Artikel 11 MiFIR (VO (EU) 2014/600)
Spätere Veröffentlichung in Bezug auf Schuldverschreibungen, strukturierte Finanzprodukte oder Emissionszertifikate
(1) Marktbetreiber und Wertpapierfirmen, die einen Handelsplatz betreiben, können die Veröffentlichung der Einzelheiten der Geschäfte, die in Bezug auf Schuldverschreibungen, strukturierte Finanzprodukte oder Emissionszertifikate, die an einem Handelsplatz gehandelt werden, einschließlich des Preises und des Volumens, gemäß diesem Artikel aufschieben.
Marktbetreiber und Wertpapierfirmen, die einen Handelsplatz betreiben, müssen die Marktteilnehmer sowie die Öffentlichkeit deutlich auf die Regelungen für eine spätere Veröffentlichung hinweisen.
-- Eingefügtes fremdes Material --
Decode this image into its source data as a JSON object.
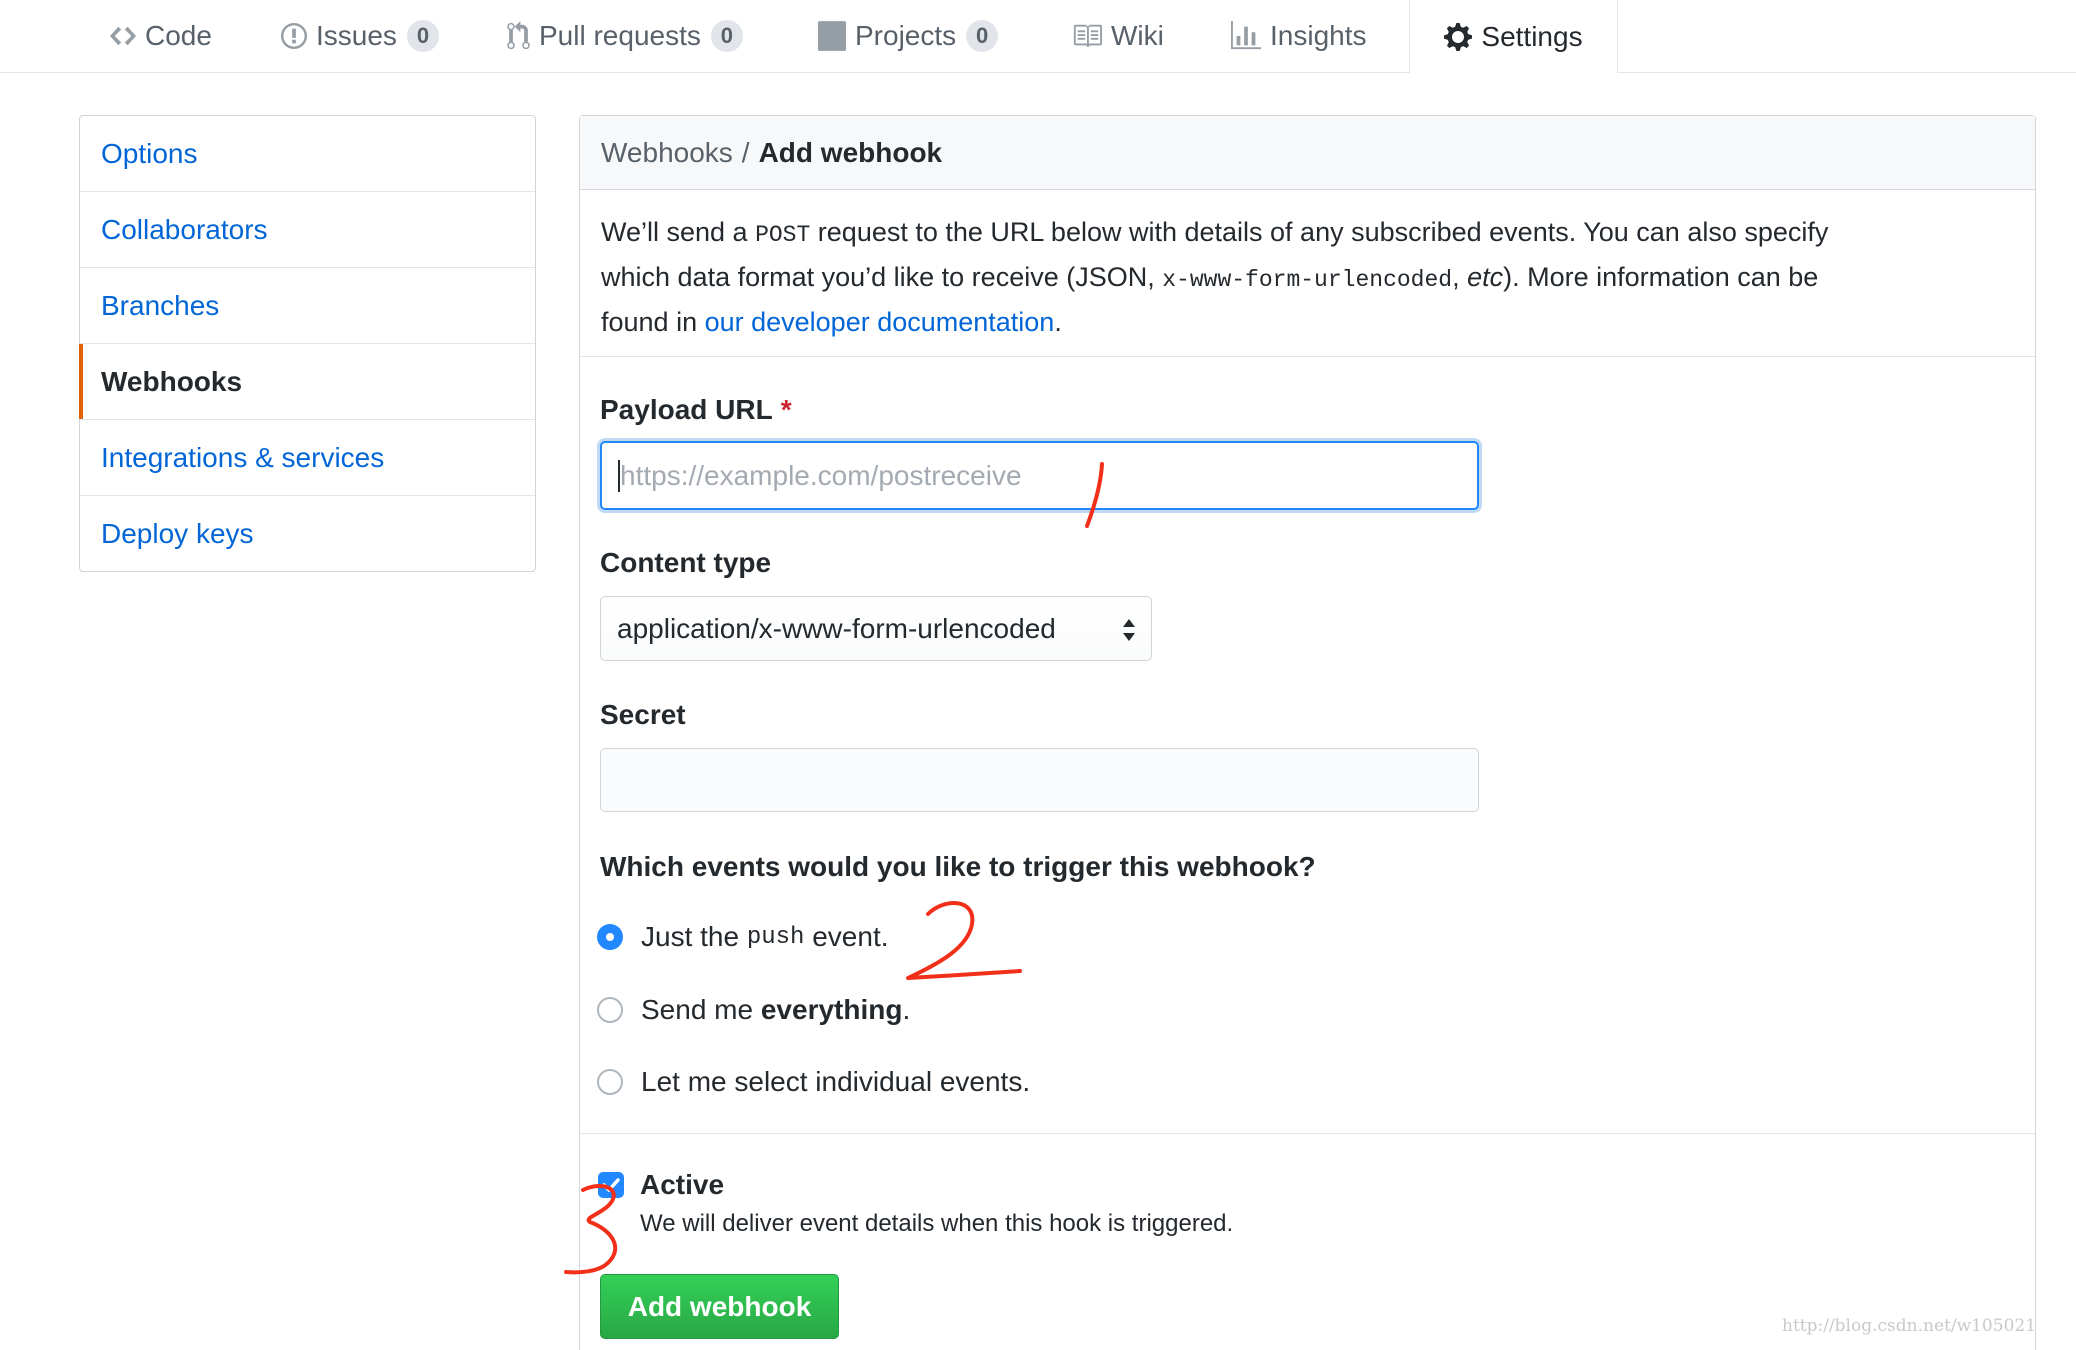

Die ESMA überwacht die Anwendung dieser Regelungen und legt der Kommission alle zwei Jahre einen Bericht über ihre Anwendung in der Praxis vor.
(1a) Die Regelungen für die spätere Veröffentlichung in Bezug auf Schuldverschreibungen oder Kategorien von Schuldverschreibungen werden in fünf Kategorien unterteilt:
- a)
- Kategorie 1: Geschäfte mittleren Volumens mit einem Finanzinstrument, für das ein liquider Markt besteht;
- b)
- Kategorie 2: Geschäfte mittleren Volumens mit einem Finanzinstrument, für das kein liquider Markt besteht;
- c)
- Kategorie 3: Geschäfte großen Volumens mit einem Finanzinstrument, für das ein liquider Markt besteht;
- d)
- Kategorie 4: Geschäfte großen Volumens mit einem Finanzinstrument, für das kein liquider Markt besteht;
- e)
-
Kategorie 5: Geschäfte sehr großen Volumens.
Nach Ablauf des Aufschubzeitraums sind sämtliche Einzelheiten zu den einzelnen Geschäften zu veröffentlichen.
(1b) Die Regelungen für eine spätere Veröffentlichung in Bezug auf strukturierte Finanzprodukte oder Emissionszertifikate oder Kategorien davon, die an einem Handelsplatz gehandelt werden, werden gemäß den in Absatz 4 Buchstabe g genannten technischen Regulierungsstandards organisiert.
Nach Ablauf des Aufschubzeitraums sind sämtliche Einzelheiten zu den einzelnen Geschäften zu veröffentlichen.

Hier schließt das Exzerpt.